Wednesday, August 03, 2011
Priming the Law Review Pump.
Over on PrawfsBlawg there is an interesting essay by Jeff Lipshaw about law review placement in the summer. I think he has it right. It's risky because you may have a hard time bargaining up. Plus, from my own experience the information on Expresso about which law reviews are open for business is terribly inaccurate. But if you are satisficer, you may get just what you need.
But his story he has this: "Two weeks after the submission, I received a publication offer from a top 60 law review. This was a law review as to which I did not try to prime the pump - meaning that, in a couple cases, when I saw the receipt notice on ExpressO, I dropped a note to a friend on that faculty asking him or her to put in a plug for me."

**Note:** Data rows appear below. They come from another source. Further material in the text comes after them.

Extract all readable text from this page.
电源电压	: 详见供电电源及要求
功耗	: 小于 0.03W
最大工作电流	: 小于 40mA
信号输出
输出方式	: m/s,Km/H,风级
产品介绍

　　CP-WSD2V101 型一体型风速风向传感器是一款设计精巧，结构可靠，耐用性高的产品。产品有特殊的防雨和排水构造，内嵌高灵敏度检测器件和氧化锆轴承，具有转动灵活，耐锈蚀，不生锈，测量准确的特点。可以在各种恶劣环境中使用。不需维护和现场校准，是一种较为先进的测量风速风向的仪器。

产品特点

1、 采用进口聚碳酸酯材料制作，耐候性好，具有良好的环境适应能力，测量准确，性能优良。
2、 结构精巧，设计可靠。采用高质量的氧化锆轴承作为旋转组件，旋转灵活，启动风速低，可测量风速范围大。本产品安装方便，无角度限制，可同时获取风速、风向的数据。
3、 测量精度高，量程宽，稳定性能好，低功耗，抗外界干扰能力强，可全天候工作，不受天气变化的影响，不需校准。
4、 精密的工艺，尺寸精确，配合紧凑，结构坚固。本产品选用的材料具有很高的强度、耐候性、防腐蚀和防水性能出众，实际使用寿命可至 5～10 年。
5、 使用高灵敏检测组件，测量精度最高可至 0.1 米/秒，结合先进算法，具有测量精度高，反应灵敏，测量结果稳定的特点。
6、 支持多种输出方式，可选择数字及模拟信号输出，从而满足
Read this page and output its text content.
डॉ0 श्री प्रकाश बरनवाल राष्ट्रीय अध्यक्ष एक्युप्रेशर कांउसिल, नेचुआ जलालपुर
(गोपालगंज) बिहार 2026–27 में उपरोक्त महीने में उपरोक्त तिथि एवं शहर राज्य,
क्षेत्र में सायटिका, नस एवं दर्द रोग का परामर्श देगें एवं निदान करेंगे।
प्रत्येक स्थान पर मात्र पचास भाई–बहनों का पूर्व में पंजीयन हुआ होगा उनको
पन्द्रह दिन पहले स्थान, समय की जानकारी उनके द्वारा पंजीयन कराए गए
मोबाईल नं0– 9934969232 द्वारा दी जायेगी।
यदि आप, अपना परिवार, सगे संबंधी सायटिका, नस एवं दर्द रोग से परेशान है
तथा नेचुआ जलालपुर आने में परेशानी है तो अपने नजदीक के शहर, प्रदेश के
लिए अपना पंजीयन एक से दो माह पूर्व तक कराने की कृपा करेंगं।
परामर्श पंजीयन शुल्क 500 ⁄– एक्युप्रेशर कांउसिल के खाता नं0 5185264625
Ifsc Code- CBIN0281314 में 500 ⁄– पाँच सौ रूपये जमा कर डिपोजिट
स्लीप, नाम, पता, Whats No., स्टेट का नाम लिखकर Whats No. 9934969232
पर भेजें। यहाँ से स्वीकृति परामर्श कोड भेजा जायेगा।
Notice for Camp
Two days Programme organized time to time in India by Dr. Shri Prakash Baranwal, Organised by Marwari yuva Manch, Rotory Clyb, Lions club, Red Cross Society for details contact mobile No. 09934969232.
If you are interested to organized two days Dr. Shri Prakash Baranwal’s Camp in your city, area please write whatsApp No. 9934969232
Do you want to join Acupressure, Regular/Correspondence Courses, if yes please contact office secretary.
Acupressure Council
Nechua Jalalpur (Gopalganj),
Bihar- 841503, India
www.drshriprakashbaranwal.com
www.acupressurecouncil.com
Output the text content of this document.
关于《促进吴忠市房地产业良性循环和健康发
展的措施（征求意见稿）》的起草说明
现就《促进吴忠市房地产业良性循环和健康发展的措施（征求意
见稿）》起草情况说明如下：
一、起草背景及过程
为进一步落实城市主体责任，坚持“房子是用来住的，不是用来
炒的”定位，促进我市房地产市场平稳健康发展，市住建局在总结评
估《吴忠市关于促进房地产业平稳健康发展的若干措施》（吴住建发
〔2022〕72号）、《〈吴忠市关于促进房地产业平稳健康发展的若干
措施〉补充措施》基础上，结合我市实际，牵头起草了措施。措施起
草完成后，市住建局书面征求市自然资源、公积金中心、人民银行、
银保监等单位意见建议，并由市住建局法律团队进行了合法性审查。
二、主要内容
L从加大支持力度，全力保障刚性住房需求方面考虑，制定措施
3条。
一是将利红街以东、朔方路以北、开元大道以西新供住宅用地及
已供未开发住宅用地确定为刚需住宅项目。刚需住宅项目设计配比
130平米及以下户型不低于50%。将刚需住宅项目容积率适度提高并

As you can imagine, a fair amount of discussion follows. Let's face it, there are many things worrisome about priming the pump -- the old boy system, appeals to authority -- all of which come down to whether the review by law review editors is actually based on the merits of the piece. Guess which law professors are most likely to have friends at other law schools who can help them out. It's those who graduated from the handful of schools that supply the vast majority of law professors. It's strikes me as rigging no more or less than law schools and USN&WR. I do not mean to pick on Jeff. In fact, based on his thoughtful writings, I have great respect for him. He just happened to put in black and white what I assume is commonplace.
Jeff's response to some of the criticism along the lines found here is: "Can I defend the practice? No more than I can defend all the other proxies that student editors use to select articles. A professor says to the editor, "I know so and so, and she is well respected and this seems to be a pretty good piece." Is that any worse than looking at the author's CV as a proxy for the quality of the piece?" This is the part that does surprise me. What does it mean? I think what it means is that law profs do this because they assume everyone else is doing it and, to stay competitive they do it as well. Sounds like the same arguments law schools make when the try to rig the ratings game -- we don't want to do this but we have to. It's a version of the prisoner's dilemma. If everyone would stop -- schools and professors -- the system would be better off. But neither the schools or the professors can take the risk of deviating from a narrow self-interest perspective unless, in the case of professors, they must because they are not part of the elite fraternity.